4. However, the usual FD $\frac{\delta F}{\delta x(t)}$ (where $F[x]$ is a functional) does satisfy a Leibniz rule $$\tag{4} \frac{\delta (FG)}{\delta x(t)} ~=~\frac{\delta F}{\delta x(t)} G +F\frac{\delta G}{\delta x(t)}, $$ and a chain rule $$\tag{5} \frac{\delta F}{\delta x(t)}~=~ \int dt^{\prime} ~\frac{\delta F}{\delta y(t^{\prime})}\frac{\delta y(t^{\prime})}{\delta x(t)}.$$

Answer 2

In general functional derivatives obey chain and product rules. If the concept troubles you you can always think of a function as a vector with an infinity of coordinates. Then a functional derivative is just a partial derivative.

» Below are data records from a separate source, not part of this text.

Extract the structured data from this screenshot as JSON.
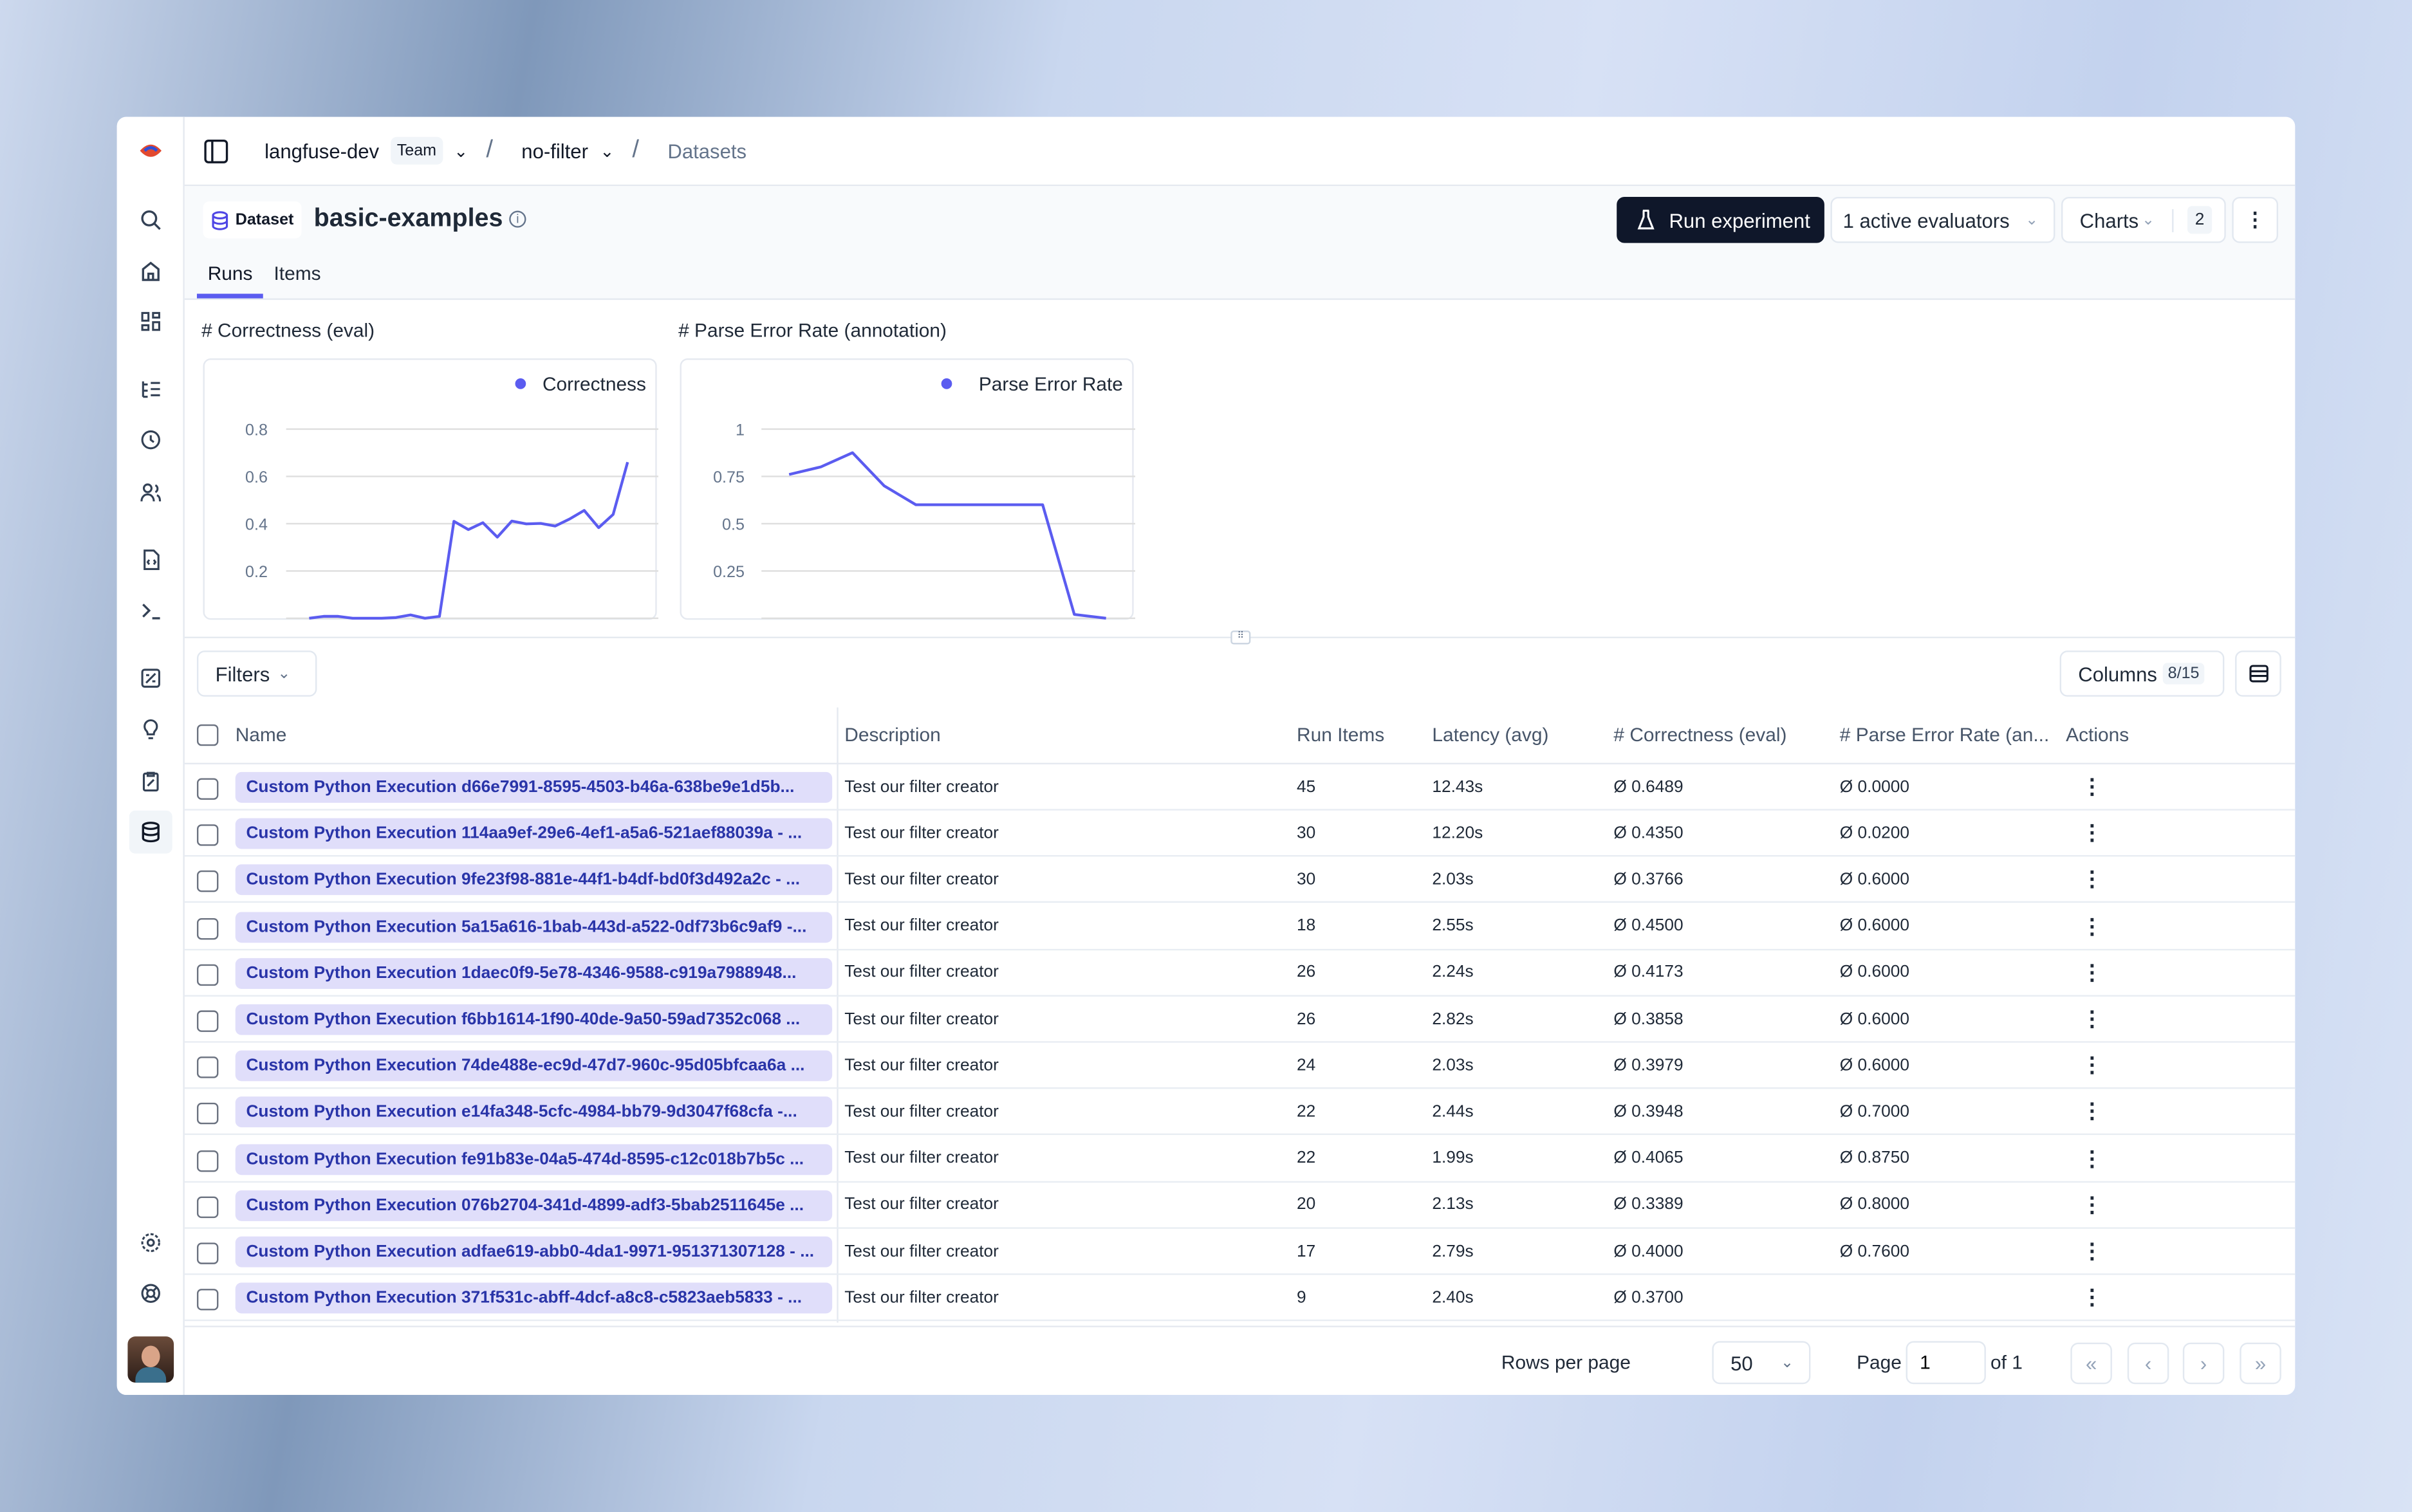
{
  "breadcrumb": {
    "org": "langfuse-dev",
    "org_badge": "Team",
    "project": "no-filter",
    "page": "Datasets"
  },
  "header": {
    "type_label": "Dataset",
    "title": "basic-examples",
    "run_experiment": "Run experiment",
    "evaluators": "1 active evaluators",
    "charts": "Charts",
    "charts_count": "2"
  },
  "tabs": [
    {
      "label": "Runs",
      "active": true
    },
    {
      "label": "Items",
      "active": false
    }
  ],
  "accent": "#5b5cf0",
  "chart_data": [
    {
      "type": "line",
      "title": "# Correctness (eval)",
      "series": [
        {
          "name": "Correctness",
          "values": [
            0,
            0.008,
            0.008,
            0,
            0,
            0,
            0.003,
            0.014,
            0,
            0.008,
            0.41,
            0.375,
            0.404,
            0.343,
            0.411,
            0.399,
            0.401,
            0.39,
            0.42,
            0.456,
            0.383,
            0.439,
            0.66
          ]
        }
      ],
      "yticks": [
        "0.2",
        "0.4",
        "0.6",
        "0.8"
      ],
      "ylim": [
        0,
        0.8
      ],
      "legend": "top-right",
      "grid": true
    },
    {
      "type": "line",
      "title": "# Parse Error Rate (annotation)",
      "series": [
        {
          "name": "Parse Error Rate",
          "values": [
            0.76,
            0.8,
            0.875,
            0.7,
            0.6,
            0.6,
            0.6,
            0.6,
            0.6,
            0.02,
            0
          ]
        }
      ],
      "yticks": [
        "0.25",
        "0.5",
        "0.75",
        "1"
      ],
      "ylim": [
        0,
        1
      ],
      "legend": "top-right",
      "grid": true
    }
  ],
  "toolbar": {
    "filters": "Filters",
    "columns": "Columns",
    "columns_count": "8/15"
  },
  "table": {
    "columns": [
      "Name",
      "Description",
      "Run Items",
      "Latency (avg)",
      "# Correctness (eval)",
      "# Parse Error Rate (an...",
      "Actions"
    ],
    "rows": [
      {
        "name": "Custom Python Execution d66e7991-8595-4503-b46a-638be9e1d5b...",
        "desc": "Test our filter creator",
        "items": "45",
        "latency": "12.43s",
        "corr": "Ø 0.6489",
        "parse": "Ø 0.0000"
      },
      {
        "name": "Custom Python Execution 114aa9ef-29e6-4ef1-a5a6-521aef88039a - ...",
        "desc": "Test our filter creator",
        "items": "30",
        "latency": "12.20s",
        "corr": "Ø 0.4350",
        "parse": "Ø 0.0200"
      },
      {
        "name": "Custom Python Execution 9fe23f98-881e-44f1-b4df-bd0f3d492a2c - ...",
        "desc": "Test our filter creator",
        "items": "30",
        "latency": "2.03s",
        "corr": "Ø 0.3766",
        "parse": "Ø 0.6000"
      },
      {
        "name": "Custom Python Execution 5a15a616-1bab-443d-a522-0df73b6c9af9 -...",
        "desc": "Test our filter creator",
        "items": "18",
        "latency": "2.55s",
        "corr": "Ø 0.4500",
        "parse": "Ø 0.6000"
      },
      {
        "name": "Custom Python Execution 1daec0f9-5e78-4346-9588-c919a7988948...",
        "desc": "Test our filter creator",
        "items": "26",
        "latency": "2.24s",
        "corr": "Ø 0.4173",
        "parse": "Ø 0.6000"
      },
      {
        "name": "Custom Python Execution f6bb1614-1f90-40de-9a50-59ad7352c068 ...",
        "desc": "Test our filter creator",
        "items": "26",
        "latency": "2.82s",
        "corr": "Ø 0.3858",
        "parse": "Ø 0.6000"
      },
      {
        "name": "Custom Python Execution 74de488e-ec9d-47d7-960c-95d05bfcaa6a ...",
        "desc": "Test our filter creator",
        "items": "24",
        "latency": "2.03s",
        "corr": "Ø 0.3979",
        "parse": "Ø 0.6000"
      },
      {
        "name": "Custom Python Execution e14fa348-5cfc-4984-bb79-9d3047f68cfa -...",
        "desc": "Test our filter creator",
        "items": "22",
        "latency": "2.44s",
        "corr": "Ø 0.3948",
        "parse": "Ø 0.7000"
      },
      {
        "name": "Custom Python Execution fe91b83e-04a5-474d-8595-c12c018b7b5c ...",
        "desc": "Test our filter creator",
        "items": "22",
        "latency": "1.99s",
        "corr": "Ø 0.4065",
        "parse": "Ø 0.8750"
      },
      {
        "name": "Custom Python Execution 076b2704-341d-4899-adf3-5bab2511645e ...",
        "desc": "Test our filter creator",
        "items": "20",
        "latency": "2.13s",
        "corr": "Ø 0.3389",
        "parse": "Ø 0.8000"
      },
      {
        "name": "Custom Python Execution adfae619-abb0-4da1-9971-951371307128 - ...",
        "desc": "Test our filter creator",
        "items": "17",
        "latency": "2.79s",
        "corr": "Ø 0.4000",
        "parse": "Ø 0.7600"
      },
      {
        "name": "Custom Python Execution 371f531c-abff-4dcf-a8c8-c5823aeb5833 - ...",
        "desc": "Test our filter creator",
        "items": "9",
        "latency": "2.40s",
        "corr": "Ø 0.3700",
        "parse": ""
      }
    ]
  },
  "footer": {
    "rows_per_page_label": "Rows per page",
    "rows_per_page": "50",
    "page_label": "Page",
    "page": "1",
    "of": "of 1"
  }
}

If $F[h]$ is a functional of the function $h(x)$. You can think of this as

$$ h \to \vec{h} = \left(h(x_1), h(x_2), ..., h(x_n)\right) \equiv \left(h_1, h_2, ..., h_n\right)\, ,$$

and

$$ F[h] \to F\left(h_1, h_2, ..., h_n\right) \, .$$

The set of $x_i$ is infinitely large and covers all values of $x$. Then the analogy for functional derivatives is

$$ \frac{\delta F}{\delta h(x)} \to \frac{\partial F}{\partial h_i} \, .$$

$i$ is chosen such that $x_i = x$.

This analogy works well but beware of dimensions! The definition of a functional derivative is ($\delta(x-x')$ is the delta distribution),

$$ \frac{\delta F}{\delta h(x)} \equiv \lim_{\epsilon \to 0} \frac{F[h(x)+\epsilon \delta(x-x')]-F[h]}{\epsilon} \, .$$

This does not have the same dimension as what you would expect from the analogy,

$$ \frac{\partial F}{\partial h_i} \equiv \lim_{\delta h \to 0}\frac{F(h_1,...,h_i+\delta h,...,h_n)}{\delta h} \, ,$$

because the delta function as well as $\epsilon$ carry a dimension.

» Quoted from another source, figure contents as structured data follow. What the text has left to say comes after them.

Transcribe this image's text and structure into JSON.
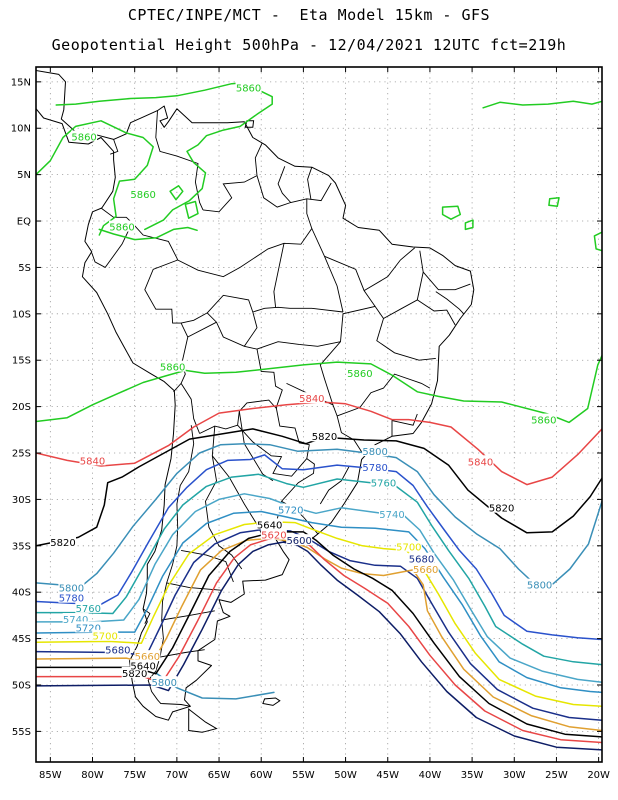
{
  "header": {
    "line1": "CPTEC/INPE/MCT -  Eta Model 15km - GFS",
    "line2": "Geopotential Height 500hPa - 12/04/2021 12UTC fct=219h"
  },
  "axes": {
    "lat_ticks": [
      "15N",
      "10N",
      "5N",
      "EQ",
      "5S",
      "10S",
      "15S",
      "20S",
      "25S",
      "30S",
      "35S",
      "40S",
      "45S",
      "50S",
      "55S"
    ],
    "lon_ticks": [
      "85W",
      "80W",
      "75W",
      "70W",
      "65W",
      "60W",
      "55W",
      "50W",
      "45W",
      "40W",
      "35W",
      "30W",
      "25W",
      "20W"
    ]
  },
  "contours": [
    {
      "value": "5860",
      "color": "#22cc22",
      "labels": [
        {
          "text": "5860",
          "at": [
            -61.5,
            14.3
          ]
        },
        {
          "text": "5860",
          "at": [
            -81.0,
            9.0
          ]
        },
        {
          "text": "5860",
          "at": [
            -74.0,
            2.8
          ]
        },
        {
          "text": "5860",
          "at": [
            -76.5,
            -0.7
          ]
        },
        {
          "text": "5860",
          "at": [
            -70.5,
            -15.8
          ]
        },
        {
          "text": "5860",
          "at": [
            -48.3,
            -16.5
          ]
        },
        {
          "text": "5860",
          "at": [
            -26.5,
            -21.5
          ]
        }
      ]
    },
    {
      "value": "5840",
      "color": "#e84646",
      "labels": [
        {
          "text": "5840",
          "at": [
            -80.0,
            -25.9
          ]
        },
        {
          "text": "5840",
          "at": [
            -54.0,
            -19.2
          ]
        },
        {
          "text": "5840",
          "at": [
            -34.0,
            -26.0
          ]
        }
      ]
    },
    {
      "value": "5820",
      "color": "#000000",
      "labels": [
        {
          "text": "5820",
          "at": [
            -83.5,
            -34.7
          ]
        },
        {
          "text": "5820",
          "at": [
            -52.5,
            -23.3
          ]
        },
        {
          "text": "5820",
          "at": [
            -31.5,
            -31.0
          ]
        },
        {
          "text": "5820",
          "at": [
            -75.0,
            -48.8
          ]
        }
      ]
    },
    {
      "value": "5800",
      "color": "#3a8fb7",
      "labels": [
        {
          "text": "5800",
          "at": [
            -82.5,
            -39.6
          ]
        },
        {
          "text": "5800",
          "at": [
            -46.5,
            -24.9
          ]
        },
        {
          "text": "5800",
          "at": [
            -27.0,
            -39.3
          ]
        },
        {
          "text": "5800",
          "at": [
            -71.5,
            -49.8
          ]
        }
      ]
    },
    {
      "value": "5780",
      "color": "#2a52cc",
      "labels": [
        {
          "text": "5780",
          "at": [
            -82.5,
            -40.7
          ]
        },
        {
          "text": "5780",
          "at": [
            -46.5,
            -26.6
          ]
        }
      ]
    },
    {
      "value": "5760",
      "color": "#22a5a5",
      "labels": [
        {
          "text": "5760",
          "at": [
            -80.5,
            -41.8
          ]
        },
        {
          "text": "5760",
          "at": [
            -45.5,
            -28.3
          ]
        }
      ]
    },
    {
      "value": "5740",
      "color": "#4aa6c8",
      "labels": [
        {
          "text": "5740",
          "at": [
            -82.0,
            -43.0
          ]
        },
        {
          "text": "5740",
          "at": [
            -44.5,
            -31.7
          ]
        }
      ]
    },
    {
      "value": "5720",
      "color": "#2f8fc4",
      "labels": [
        {
          "text": "5720",
          "at": [
            -80.5,
            -43.9
          ]
        },
        {
          "text": "5720",
          "at": [
            -56.5,
            -31.2
          ]
        }
      ]
    },
    {
      "value": "5700",
      "color": "#e6e600",
      "labels": [
        {
          "text": "5700",
          "at": [
            -78.5,
            -44.8
          ]
        },
        {
          "text": "5700",
          "at": [
            -42.5,
            -35.2
          ]
        }
      ]
    },
    {
      "value": "5680",
      "color": "#1a2f8a",
      "labels": [
        {
          "text": "5680",
          "at": [
            -77.0,
            -46.3
          ]
        },
        {
          "text": "5680",
          "at": [
            -41.0,
            -36.5
          ]
        }
      ]
    },
    {
      "value": "5660",
      "color": "#e0a030",
      "labels": [
        {
          "text": "5660",
          "at": [
            -73.5,
            -47.0
          ]
        },
        {
          "text": "5660",
          "at": [
            -40.5,
            -37.6
          ]
        }
      ]
    },
    {
      "value": "5640",
      "color": "#000000",
      "labels": [
        {
          "text": "5640",
          "at": [
            -74.0,
            -48.0
          ]
        },
        {
          "text": "5640",
          "at": [
            -59.0,
            -32.8
          ]
        }
      ]
    },
    {
      "value": "5620",
      "color": "#e84646",
      "labels": [
        {
          "text": "5620",
          "at": [
            -58.5,
            -33.9
          ]
        }
      ]
    },
    {
      "value": "5600",
      "color": "#0d1d66",
      "labels": [
        {
          "text": "5600",
          "at": [
            -55.5,
            -34.5
          ]
        }
      ]
    }
  ]
}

Note that what you call definition for the functional derivative

$$ \frac{\delta F}{\delta h(x)} = \frac{\partial F}{\partial h} - \frac{\text{d}}{\text{d}t} \frac{\partial F}{\partial \dot{h}}\, ,$$

only applies to the Lagrangian and is a property of classical mechanics.

Answer 3

Yes. Here, we are dealing with functional derivatives and these satisfy the chain rule and the product rule, which is really an important reason why it can be called a derivative to begin with.

Important note: The definition that you give for the functional derivative is not the standard one, and does not satisfy its usual properties (as shown by Qmechanic).